Stairway to Heaven
Stairway to Heaven
Article image credit: Rooftop growing space in Crouch End, London. Photograph coutesy: Azul-Valerie Thome
Growing food on the roof of a supermarket.
A dynamic new community group has started a pioneer project growing food on the roof of its local supermarket in Crouch End, London. It all started, as most good projects do, over a cup of coffee. This one was shared between Andrew Thornton, the owner of a Budgens franchise store, and Azul-Valerie Thome, a committed community activist with a background in organic gardening, permaculture design and community projects. They decided to develop a model of growing food on urban flat roofs, in the hope that it would be replicated by other supermarkets and urban organisations.
The first job was to have the roof surveyed to see what weight load it could bear. At the same time, delicate negotiations were conducted between landlord, leaseholder and franchisee. It is relatively simple to plant a seed, nurture it and harvest it; but the success of this project also relied on powers of persuasion in order to secure the legal framework that would allow the project to unfold. Although nothing could be planted on the roof before the paperwork for health and safety, risk assessment and insurance was signed off, the volunteers couldn’t wait.
In February 2010 they started their project by planting seeds in compost-filled loo-roll-cardboard plant pots. The seedlings began life in the supermarket car park, protected from urban foxes by makeshift pallet fences, oblivious of the frantic background work needed for them to be lifted to their aerial home. Finally, on the 31st of May 2010, a crane lifted ten tons of free council compost onto the roof. The council also ‘retired’ 250 green recycling boxes to the project. These made ideal food-growing planters as they had holes in the bottom, allowing drainage. Wormeries and compost tumblers were also installed. The volunteers quickly planted up an orchard, vegetables, fruits, edible flowers and mushrooms. All of the food is grown to organic standards, following biodynamic rhythms.

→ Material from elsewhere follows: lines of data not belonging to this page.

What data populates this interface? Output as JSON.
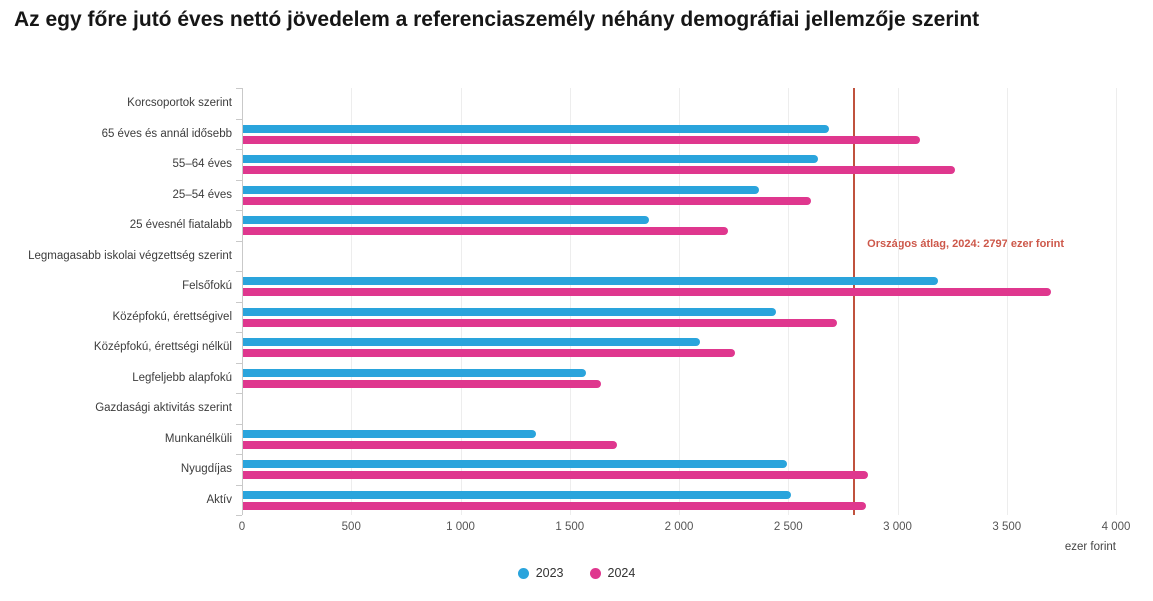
{
  "title": "Az egy főre jutó éves nettó jövedelem a referenciaszemély néhány demográfiai jellemzője szerint",
  "colors": {
    "series_2023": "#2aa4dc",
    "series_2024": "#df378e",
    "reference_line": "#c0523e",
    "reference_text": "#cd584a"
  },
  "chart_data": {
    "type": "bar",
    "orientation": "horizontal",
    "title": "Az egy főre jutó éves nettó jövedelem a referenciaszemély néhány demográfiai jellemzője szerint",
    "unit_label": "ezer forint",
    "xlim": [
      0,
      4000
    ],
    "tick_step": 500,
    "tick_labels": [
      "0",
      "500",
      "1 000",
      "1 500",
      "2 000",
      "2 500",
      "3 000",
      "3 500",
      "4 000"
    ],
    "grid": true,
    "legend_position": "bottom",
    "categories": [
      "Korcsoportok szerint",
      "65 éves és annál idősebb",
      "55–64 éves",
      "25–54 éves",
      "25 évesnél fiatalabb",
      "Legmagasabb iskolai végzettség szerint",
      "Felsőfokú",
      "Középfokú, érettségivel",
      "Középfokú, érettségi nélkül",
      "Legfeljebb alapfokú",
      "Gazdasági aktivitás szerint",
      "Munkanélküli",
      "Nyugdíjas",
      "Aktív"
    ],
    "header_row_indices": [
      0,
      5,
      10
    ],
    "series": [
      {
        "name": "2023",
        "color": "#2aa4dc",
        "values": [
          null,
          2680,
          2630,
          2360,
          1860,
          null,
          3180,
          2440,
          2090,
          1570,
          null,
          1340,
          2490,
          2510
        ]
      },
      {
        "name": "2024",
        "color": "#df378e",
        "values": [
          null,
          3100,
          3260,
          2600,
          2220,
          null,
          3700,
          2720,
          2250,
          1640,
          null,
          1710,
          2860,
          2850
        ]
      }
    ],
    "reference_line": {
      "value": 2797,
      "label": "Országos átlag, 2024: 2797 ezer forint",
      "color": "#c0523e"
    }
  }
}
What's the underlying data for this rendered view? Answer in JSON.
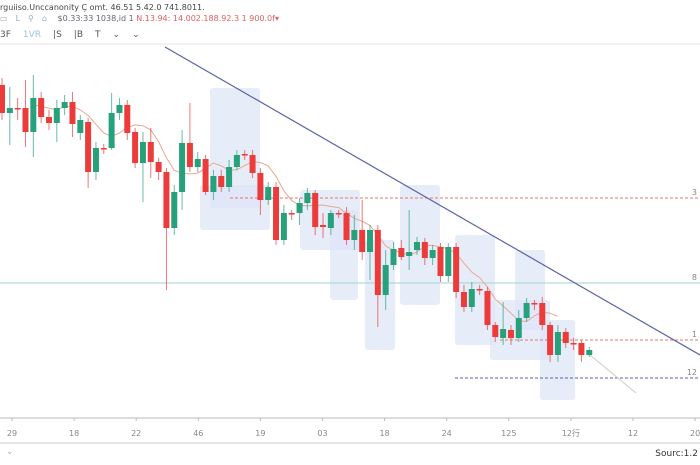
{
  "header": {
    "line1": "rguiiso.Unccanonity Ç omt. 46.51 5.42.0 741.8011.",
    "icons": [
      "chart-icon",
      "share-icon",
      "alert-icon",
      "indicator-icon"
    ],
    "price_text": "$0.33:33 1038,id 1",
    "change_text": "N.13.94: 14.002.188.92.3 1 900.0f▾"
  },
  "toolbar": {
    "items": [
      "3F",
      "1VR",
      "|S",
      "|B",
      "T",
      "⌄",
      "⌄"
    ],
    "active": "1VR"
  },
  "footer": {
    "source": "Sourc:1.2",
    "chevron": "⌄"
  },
  "colors": {
    "up": "#26a17b",
    "down": "#ec3b3b",
    "trendline": "#5a63a8",
    "ma": "#e8a890",
    "cloud": "#dfe6f7"
  },
  "chart_data": {
    "type": "candlestick",
    "x_tick_labels": [
      "29",
      "18",
      "22",
      "46",
      "19",
      "03",
      "18",
      "24",
      "125",
      "12行",
      "12",
      "20"
    ],
    "y_ticks_visible": false,
    "ylim": [
      30,
      450
    ],
    "candles": [
      [
        365,
        337,
        372,
        330
      ],
      [
        337,
        342,
        363,
        305
      ],
      [
        342,
        341,
        352,
        330
      ],
      [
        342,
        318,
        370,
        303
      ],
      [
        318,
        352,
        375,
        293
      ],
      [
        352,
        333,
        358,
        327
      ],
      [
        333,
        327,
        340,
        320
      ],
      [
        327,
        342,
        350,
        308
      ],
      [
        342,
        348,
        355,
        335
      ],
      [
        348,
        326,
        358,
        313
      ],
      [
        317,
        330,
        335,
        310
      ],
      [
        328,
        278,
        332,
        262
      ],
      [
        278,
        302,
        308,
        270
      ],
      [
        302,
        301,
        306,
        296
      ],
      [
        302,
        337,
        357,
        300
      ],
      [
        337,
        345,
        352,
        330
      ],
      [
        345,
        317,
        350,
        310
      ],
      [
        318,
        287,
        322,
        282
      ],
      [
        287,
        308,
        318,
        248
      ],
      [
        308,
        288,
        322,
        272
      ],
      [
        288,
        278,
        292,
        270
      ],
      [
        278,
        222,
        282,
        160
      ],
      [
        222,
        258,
        265,
        215
      ],
      [
        258,
        307,
        320,
        240
      ],
      [
        307,
        283,
        347,
        278
      ],
      [
        283,
        291,
        298,
        278
      ],
      [
        291,
        258,
        295,
        255
      ],
      [
        258,
        274,
        280,
        250
      ],
      [
        274,
        263,
        280,
        258
      ],
      [
        263,
        283,
        290,
        258
      ],
      [
        283,
        295,
        300,
        280
      ],
      [
        296,
        295,
        300,
        290
      ],
      [
        295,
        277,
        300,
        272
      ],
      [
        277,
        250,
        282,
        235
      ],
      [
        250,
        263,
        268,
        245
      ],
      [
        263,
        210,
        268,
        205
      ],
      [
        210,
        237,
        245,
        205
      ],
      [
        237,
        236,
        240,
        230
      ],
      [
        237,
        247,
        252,
        225
      ],
      [
        247,
        257,
        262,
        240
      ],
      [
        257,
        223,
        260,
        215
      ],
      [
        225,
        223,
        237,
        212
      ],
      [
        222,
        237,
        240,
        215
      ],
      [
        237,
        236,
        240,
        232
      ],
      [
        237,
        210,
        243,
        205
      ],
      [
        210,
        220,
        235,
        200
      ],
      [
        220,
        198,
        250,
        190
      ],
      [
        198,
        220,
        225,
        170
      ],
      [
        220,
        155,
        225,
        123
      ],
      [
        155,
        185,
        200,
        140
      ],
      [
        185,
        201,
        208,
        180
      ],
      [
        202,
        193,
        210,
        190
      ],
      [
        194,
        198,
        240,
        180
      ],
      [
        200,
        208,
        213,
        195
      ],
      [
        208,
        192,
        212,
        185
      ],
      [
        192,
        200,
        205,
        185
      ],
      [
        203,
        174,
        207,
        168
      ],
      [
        174,
        203,
        207,
        168
      ],
      [
        203,
        158,
        207,
        152
      ],
      [
        158,
        143,
        165,
        138
      ],
      [
        143,
        161,
        168,
        138
      ],
      [
        161,
        160,
        165,
        155
      ],
      [
        159,
        125,
        163,
        120
      ],
      [
        125,
        113,
        128,
        108
      ],
      [
        112,
        121,
        148,
        105
      ],
      [
        120,
        112,
        125,
        105
      ],
      [
        112,
        132,
        140,
        108
      ],
      [
        132,
        147,
        152,
        128
      ],
      [
        147,
        146,
        150,
        140
      ],
      [
        147,
        125,
        153,
        120
      ],
      [
        125,
        95,
        128,
        88
      ],
      [
        95,
        118,
        125,
        88
      ],
      [
        118,
        107,
        122,
        102
      ],
      [
        107,
        106,
        112,
        100
      ],
      [
        107,
        95,
        110,
        88
      ],
      [
        95,
        100,
        103,
        93
      ]
    ],
    "horizontal_levels": [
      {
        "label": "3",
        "value": 252,
        "style": "dashed",
        "color": "#e07a6a"
      },
      {
        "label": "8",
        "value": 167,
        "style": "solid",
        "color": "#9fd6c8"
      },
      {
        "label": "1",
        "value": 110,
        "style": "dashed",
        "color": "#e07a6a"
      },
      {
        "label": "12",
        "value": 72,
        "style": "dashed",
        "color": "#5a63a8"
      }
    ],
    "trendline": [
      [
        403,
        450
      ],
      [
        95,
        700
      ]
    ]
  }
}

“At first the roof was a dead, cemented, lifeless place,” explains Azul, “and then within weeks it was alive and literally buzzing.” The first visitors were red-tailed bumblebees, followed quickly by honeybees, solitary bees, butterflies and a mass of ladybirds: volunteers counted 30 different insect species. Thanks to these important pollinators, within five weeks there was produce to sell in the supermarket below. The roof has a particular ecosystem – it is hotter than on the ground, but it is also windier and more exposed. Tomatoes did particularly well, and didn’t suffer from the blight that ‘ground’ gardeners complained of. Also on sale from the roof garden were mixed salad leaves, pak choi, carrots, beans, peas, spinach, radishes and courgettes.
To begin with, the only access to the rooftop garden was through the supermarket and up a wobbly ladder. Later, after a ‘fundraising feast’, enough money was raised to provide a public-access scaffolding tower on the outside of the building. Now schoolchildren and other community groups are able to visit the project and join in with regular workshops. Representatives from Marks & Spencer, The London School of Economics and Southbank Centre are among the curious who’ve come to see this marvellous, productive ecosystem in the sky.
It’s estimated that there are 3 million square metres of flat-roof space suitable for green roofs in London – just think of the possibilities.